Methodologically, the work of our group is deeply rooted within user-centred design and design thinking approaches, with the understanding of the different but equally crucial bodies of knowledge brought by all stakeholders (e.g., children, parents, clinicians). We deliberately engage with interventions across mental health promotion, prevention, as well as clinical interventions to take advantage of the respective pros and cons (e.g., well defined mechanisms of change in clinical settings vs. ability to innovate and explore socio-technical designs in preventative contexts).


We are deeply interdisciplinary with group members coming with backgrounds across HCI, Clinical Psychology, Computer Science, Arts, or Assistive Technologies. What connects us though is the interest in building digital systems that ‘work’: i.e., they fit into peoples' lives and help solve their challenges.

Human-AI collaboration

Aims:

An emerging stream of work aims to explore how agentic genAI systems could enable novel approaches to situated interventions delivery.
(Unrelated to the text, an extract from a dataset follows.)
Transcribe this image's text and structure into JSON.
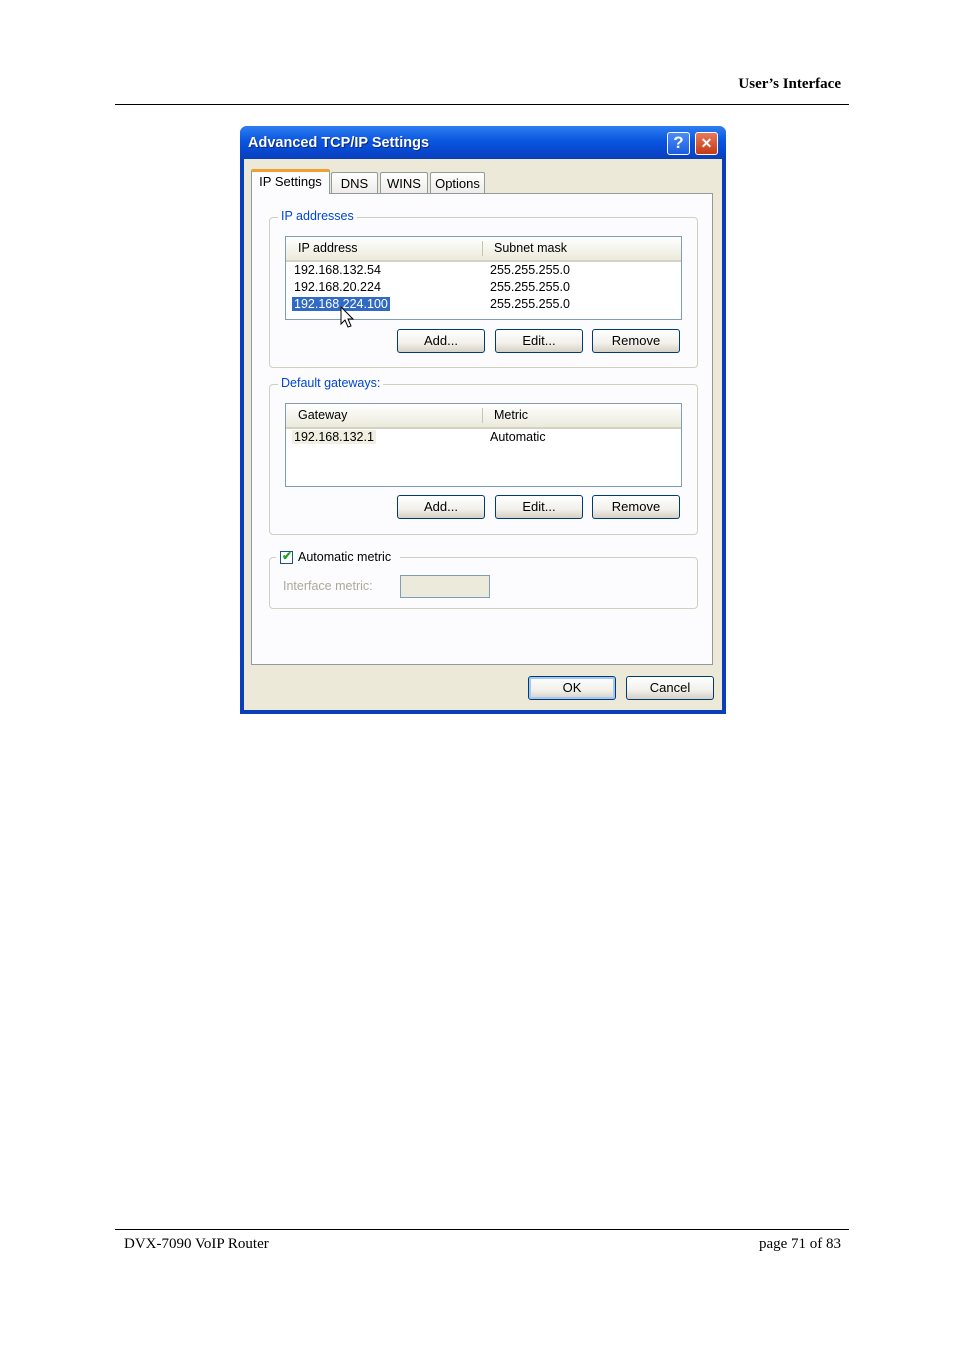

We envision novel human-AI collaboration flows that support users in developing and strengthening their mental health competencies (rather than ‘just’ being given the right ‘answer’).

Recent publications:

  • preprint – Amira Skeggs, Ashish Mehta, Valerie Yap, Seray Ibrahim, Sean Munson, Aubrey Rhodes, James Gross, Predrag Klasnja, Amy Orben, and Petr Slovak. Empowering Diverse Voices: A Scalable Method for Eliciting Micro-Narratives in HCI Health Research.
  • preprint – Sruthi Viswanathan, Seray Ibrahim, Ravi Shankar, Reuben Binns, Max Van Kleek, Petr Slovak. The Interaction Layer: An Exploration for Co-Designing User-LLM Interactions in Parental Wellbeing Support Systems.
  • CHI'24Petr Slovak, Sean A. Munson. HCI Contributions in Mental Health: A Modular Framework to Guide Psychosocial Intervention Design.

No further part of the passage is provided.